Today in Labor History May 16, 1961: Park Chung-hee led a coup that overthrew the second Republic of South Korea. He served as president (dictator) until his assassination in 1979.

May 16, 1966: The Communist Party of China issued the May 16 Notice. This marked the beginning of the Cultural Revolution. During the decade it lasted, the Cultural Revolution was responsible for millions of deaths and arrests, and the destruction of countless historical and cultural materials.

1970s

Today in Labor History May 16, 1974: Tito was elected president (i.e., dictator) for life in Yugoslavia.

May 16, 1979: A. Philip Randolph died.
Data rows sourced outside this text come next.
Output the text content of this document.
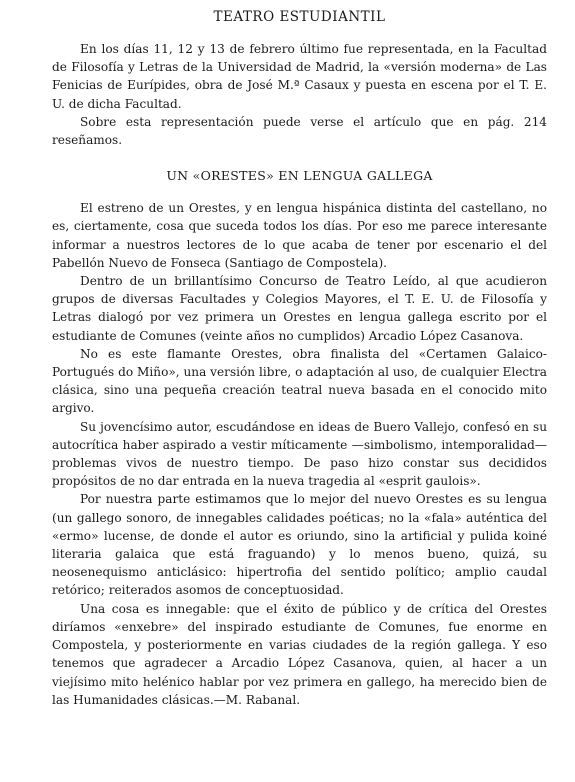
TEATRO ESTUDIANTIL

En los días 11, 12 y 13 de febrero último fue representada, en la Facultad de Filosofía y Letras de la Universidad de Madrid, la «versión moderna» de Las Fenicias de Eurípides, obra de José M.ª Casaux y puesta en escena por el T. E. U. de dicha Facultad.

Sobre esta representación puede verse el artículo que en pág. 214 reseñamos.

UN «ORESTES» EN LENGUA GALLEGA

El estreno de un Orestes, y en lengua hispánica distinta del castellano, no es, ciertamente, cosa que suceda todos los días. Por eso me parece interesante informar a nuestros lectores de lo que acaba de tener por escenario el del Pabellón Nuevo de Fonseca (Santiago de Compostela).

Dentro de un brillantísimo Concurso de Teatro Leído, al que acudieron grupos de diversas Facultades y Colegios Mayores, el T. E. U. de Filosofía y Letras dialogó por vez primera un Orestes en lengua gallega escrito por el estudiante de Comunes (veinte años no cumplidos) Arcadio López Casanova.

No es este flamante Orestes, obra finalista del «Certamen Galaico-Portugués do Miño», una versión libre, o adaptación al uso, de cualquier Electra clásica, sino una pequeña creación teatral nueva basada en el conocido mito argivo.

Su jovencísimo autor, escudándose en ideas de Buero Vallejo, confesó en su autocrítica haber aspirado a vestir míticamente —simbolismo, intemporalidad— problemas vivos de nuestro tiempo. De paso hizo constar sus decididos propósitos de no dar entrada en la nueva tragedia al «esprit gaulois».

Por nuestra parte estimamos que lo mejor del nuevo Orestes es su lengua (un gallego sonoro, de innegables calidades poéticas; no la «fala» auténtica del «ermo» lucense, de donde el autor es oriundo, sino la artificial y pulida koiné literaria galaica que está fraguando) y lo menos bueno, quizá, su neosenequismo anticlásico: hipertrofia del sentido político; amplio caudal retórico; reiterados asomos de conceptuosidad.

Una cosa es innegable: que el éxito de público y de crítica del Orestes diríamos «enxebre» del inspirado estudiante de Comunes, fue enorme en Compostela, y posteriormente en varias ciudades de la región gallega. Y eso tenemos que agradecer a Arcadio López Casanova, quien, al hacer a un viejísimo mito helénico hablar por vez primera en gallego, ha merecido bien de las Humanidades clásicas.—M. Rabanal.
Randolph was an African American labor leader, peace activist, and president and founder of the Brotherhood of Sleeping Car Porters.

1990s-2000s

Today in Labor History May 16, 1997: President (i.e., dictator) of Zaire, Mobutu Sese Seko, fled the country. In 1960, he overthrew the democratically elected nationalist, Patrice Lumumba. He seized the presidency for himself in 1965 and ruled the country for 32 years, until he was forced out in 1997.

May 16, 2007: Baristas at the Starbucks in East Grand Rapids announced their membership in the IWW Starbucks Workers Union. Starbucks was and is notorious for their poor treatment of workers. The NLRB slapped them with numerous anti-labor violations and forced them to settle the Grand Rapids dispute in October.